AKLIMDA KALANLAR;

AKLIMDA KALANLAR;

Yetmiş yaşındayım,dünyadan ne anladığımı sorsalar.

Belki hiçbir şey anlamadım diyebilirim.

İnsanların genelide böyledir.

Çünkü koşturmacayla geçen dünyada insanlar yaptıklarına bakmadan yapamadıklarına hayıflanmakla ömür tüketiyor.Ve yapmak istediklerini sayıp duruyor.

İnsanlar geçmişin gittiğini, geleceğinde gelmeyeceğini sanıyorlar.

Ama geçen zaman hafızada canlılığını koruyor ve hatıralarını diğer insanlarla paylaşmak istiyorlar.

Bende de böyle bir hal olmuş olmalı ki; bugün geçmişe dair farklı anılar veya aklımda kalanları hatırladım.

Öncelikle tahsil hayatım,tahsil hayatım diğer tahsil yapan kişilerden çok farklı olmuştur.

Çocukluğumdan itibaren farklı yerlerde çalışarak harçlığımı kazanma mücadelesi içinde geçmiştir gençlik yıllarım.

Turizm sektöründe çalışmamın ufkumu açmış olduğunu düşünmüşümdür yıllarca.
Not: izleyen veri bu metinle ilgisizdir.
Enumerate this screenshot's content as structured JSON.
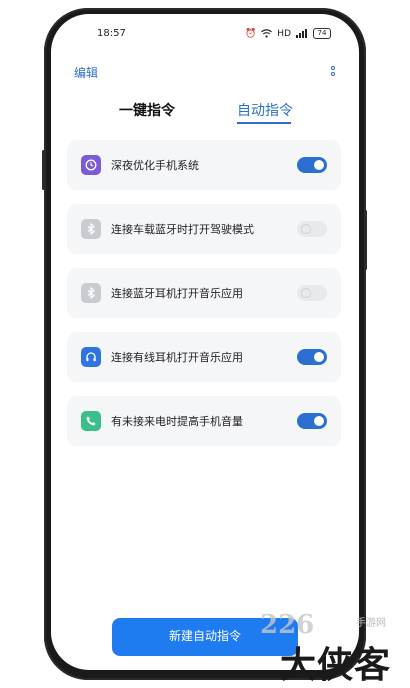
{
  "status": {
    "time": "18:57",
    "hd": "HD",
    "battery": "74"
  },
  "header": {
    "edit_label": "编辑"
  },
  "tabs": [
    {
      "label": "一键指令",
      "active": false
    },
    {
      "label": "自动指令",
      "active": true
    }
  ],
  "items": [
    {
      "label": "深夜优化手机系统",
      "icon": "clock-icon",
      "icon_color": "#7b5bd6",
      "enabled": true
    },
    {
      "label": "连接车载蓝牙时打开驾驶模式",
      "icon": "bluetooth-icon",
      "icon_color": "#c9cbd1",
      "enabled": false
    },
    {
      "label": "连接蓝牙耳机打开音乐应用",
      "icon": "bluetooth-icon",
      "icon_color": "#c9cbd1",
      "enabled": false
    },
    {
      "label": "连接有线耳机打开音乐应用",
      "icon": "headset-icon",
      "icon_color": "#2f74e0",
      "enabled": true
    },
    {
      "label": "有未接来电时提高手机音量",
      "icon": "phone-icon",
      "icon_color": "#3bbf8a",
      "enabled": true
    }
  ],
  "footer": {
    "new_button_label": "新建自动指令"
  },
  "watermark": {
    "number": "226",
    "text": "大侠客",
    "small": "手游网"
  },
  "colors": {
    "accent": "#2b6fd0",
    "button": "#1f7cf0"
  }
}
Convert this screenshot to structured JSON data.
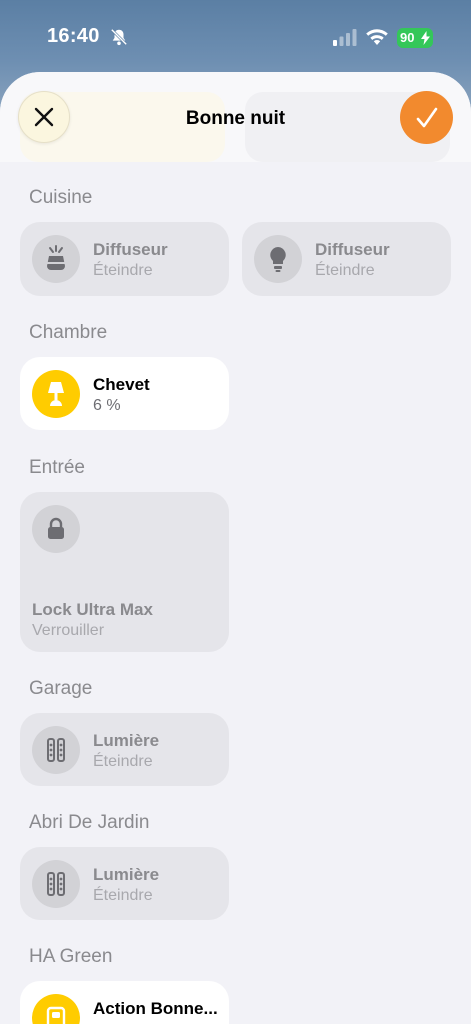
{
  "status_bar": {
    "time": "16:40",
    "battery": "90",
    "colors": {
      "battery": "#34c759"
    }
  },
  "sheet": {
    "title": "Bonne nuit",
    "close_icon": "close-icon",
    "confirm_icon": "checkmark-icon",
    "colors": {
      "confirm": "#f28a2e",
      "active_icon_bg": "#ffcc00"
    }
  },
  "sections": [
    {
      "label": "Cuisine",
      "tiles": [
        {
          "name": "Diffuseur",
          "state": "Éteindre",
          "icon": "diffuser-icon",
          "active": false
        },
        {
          "name": "Diffuseur",
          "state": "Éteindre",
          "icon": "lightbulb-icon",
          "active": false
        }
      ]
    },
    {
      "label": "Chambre",
      "tiles": [
        {
          "name": "Chevet",
          "state": "6 %",
          "icon": "table-lamp-icon",
          "active": true
        }
      ]
    },
    {
      "label": "Entrée",
      "tiles": [
        {
          "name": "Lock Ultra Max",
          "state": "Verrouiller",
          "icon": "lock-icon",
          "active": false
        }
      ]
    },
    {
      "label": "Garage",
      "tiles": [
        {
          "name": "Lumière",
          "state": "Éteindre",
          "icon": "light-strip-icon",
          "active": false
        }
      ]
    },
    {
      "label": "Abri De Jardin",
      "tiles": [
        {
          "name": "Lumière",
          "state": "Éteindre",
          "icon": "light-strip-icon",
          "active": false
        }
      ]
    },
    {
      "label": "HA Green",
      "tiles": [
        {
          "name": "Action Bonne...",
          "state": "",
          "icon": "switch-icon",
          "active": true
        }
      ]
    }
  ]
}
Bilhassa Anadolu Kulübünde çalışmam,bazı devlet adamlarıyla ilişki kurma imkan sağlamıştır.

Anadolu Kulübü Atatürk’ün emriyle Ankara da Milletvekili ve Senatörlerin bir araya gelerek birlikte kaynaşmalarını sağlamak için dernekler kanununa tabi olarak İsmet Paşa ve diğer arkadaşları tarafından kurulmuştur.

Atatürk’ün tavla oynarken çekilen resminin de burada çekildiği söylenmektedir.
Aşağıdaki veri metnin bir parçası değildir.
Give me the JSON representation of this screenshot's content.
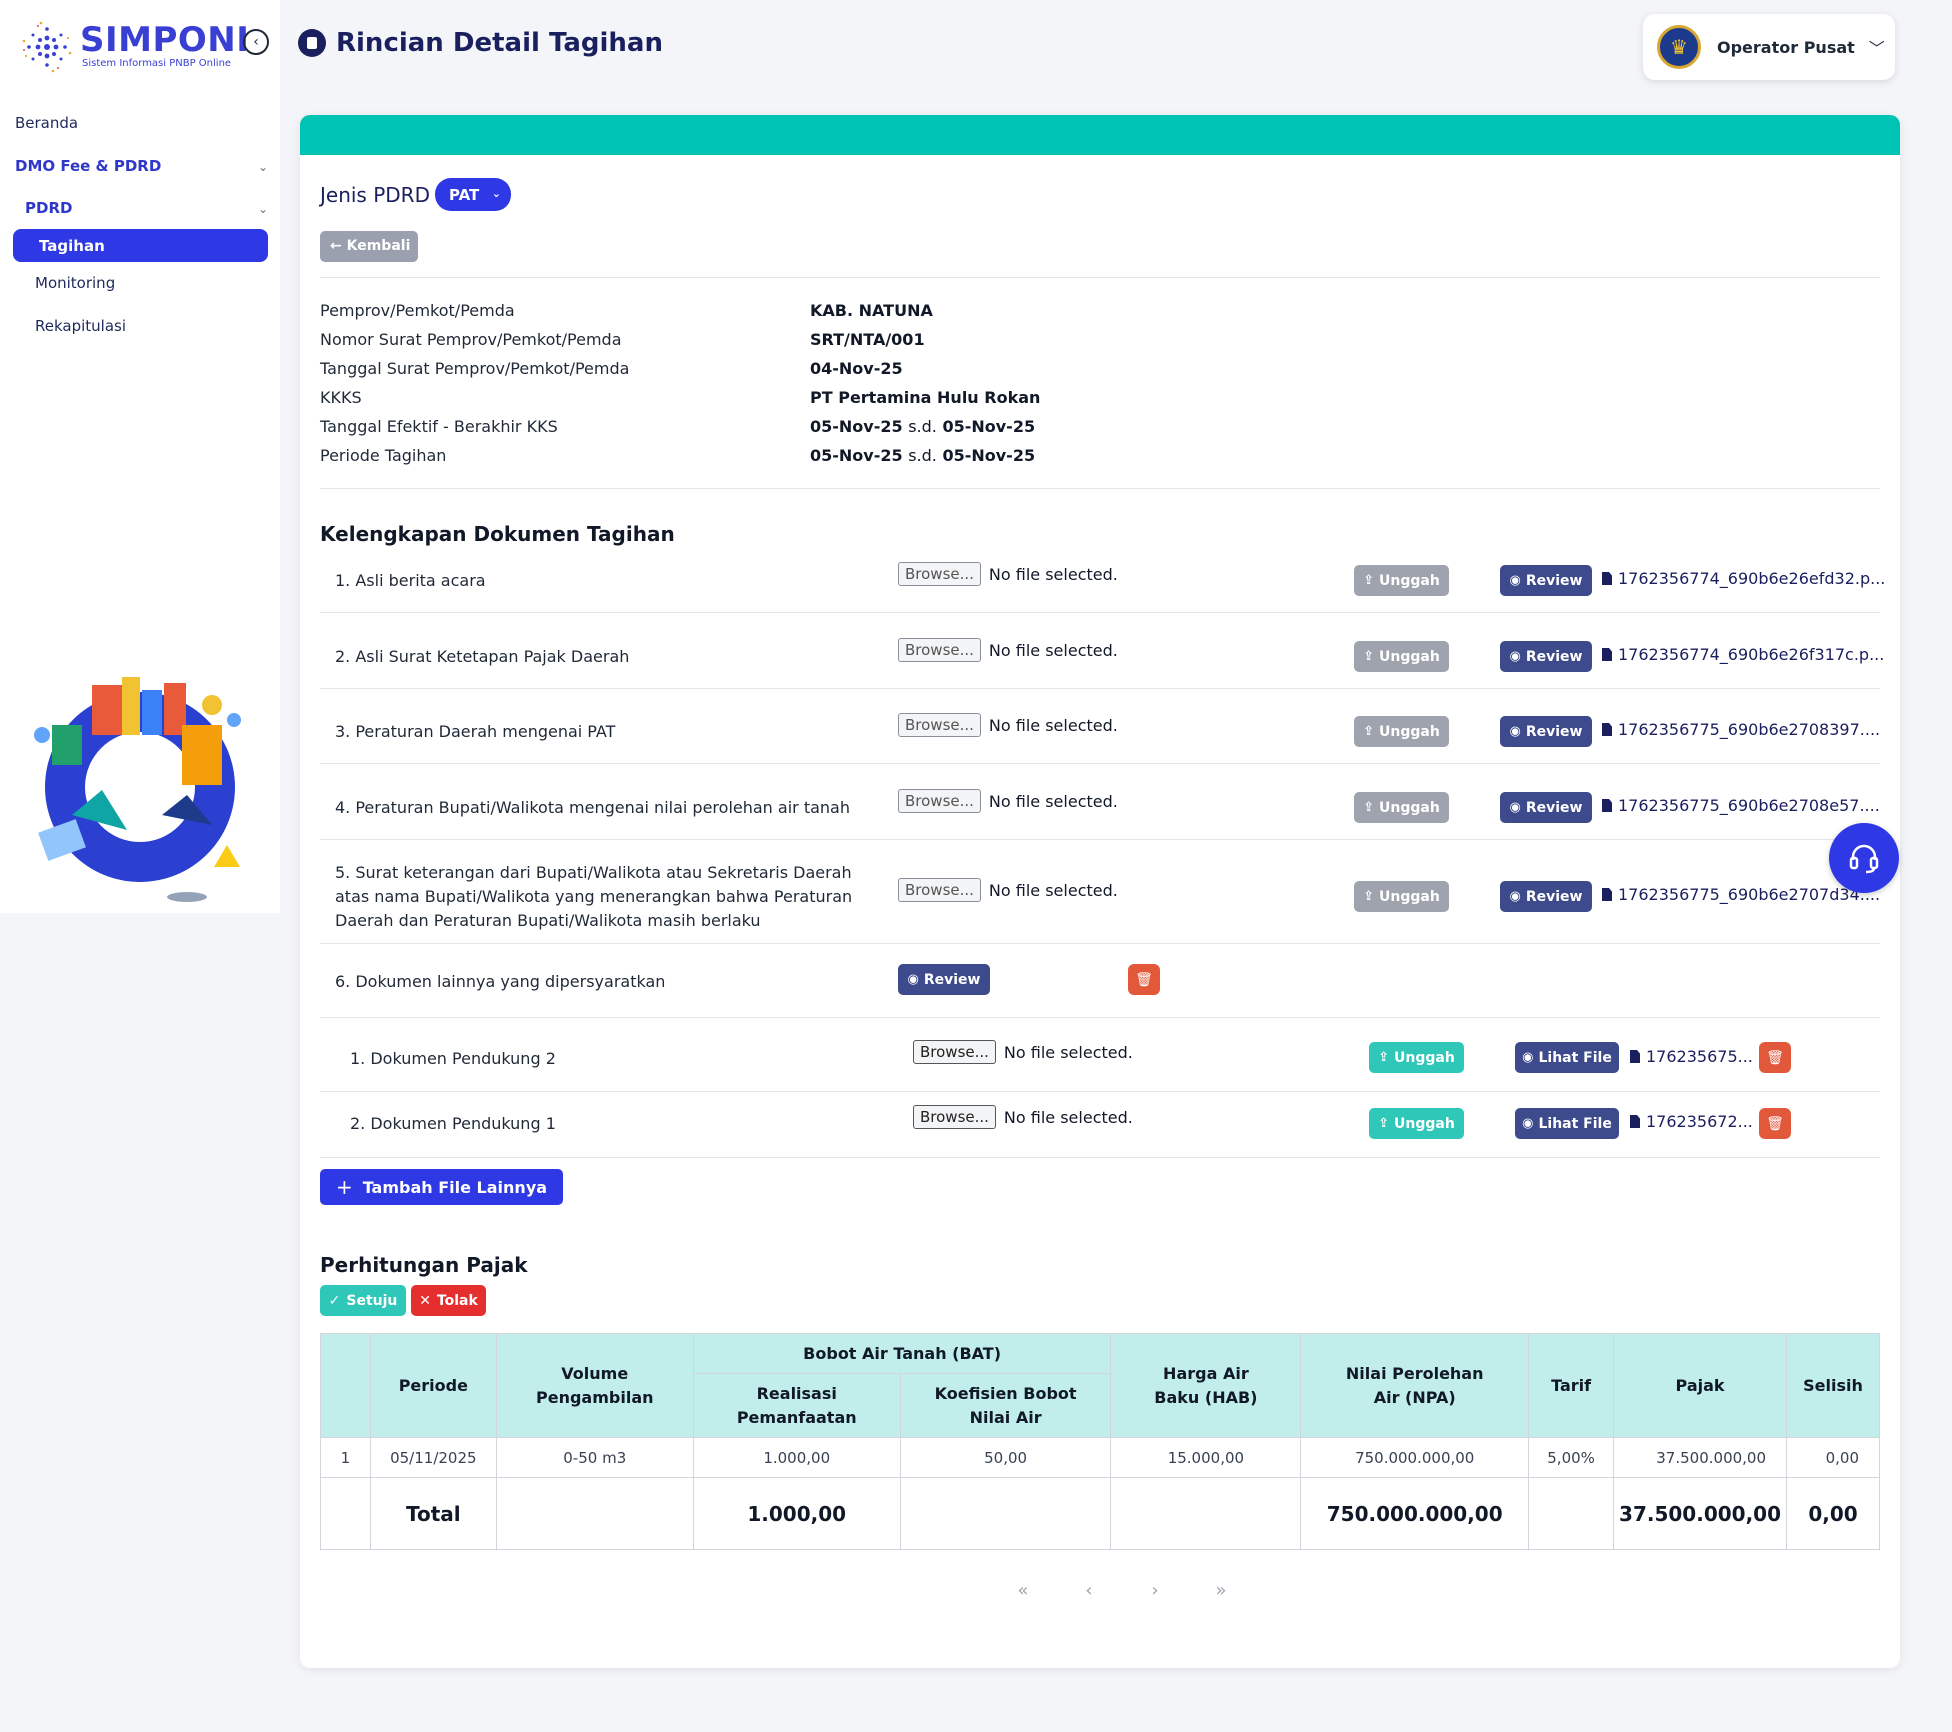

Burası 90’lı yıllara kadar Ankara’daki siyasetin merkezi sayılırdı.

Bendeniz 1970’lı yılların yarısında,memuriyete girinceye kadar burada çalıştım birçok olaylara ve konuşulanlara şahit oldum.

Bana gör ilginç olanları da zaman, zaman kaleme aldım ve sizlerle paylaştım.

Bunlardan birkaçını da bu gün yeniden paylaşacağım.

Örneğin “Tadımız yok ama şekerimiz iyi.”

Bu sözü Rahmetli Osman bölükbaşı’dan duydum.

Osman Bölükbaşı bir gün meclis koridorundan geçerken İsmet Paşayla karşılaşmış İnönü, Bölükbaşına sormuş.

— Osman Bey nasılsınız?

— Paşam Tadımız yok, ama Şekerimiz gayet iyi.(Ben bunu biz at Osman Bölükbaşı’ndan naklettim)

“Yaramaz Çocuklar:” 1980 darbesinden sonra idi.Süleyman Demirel arkadaşlarıyla yemek yiyor, yemeklerde tabi siyasi mesajlar da verilmesi gerekiyordu.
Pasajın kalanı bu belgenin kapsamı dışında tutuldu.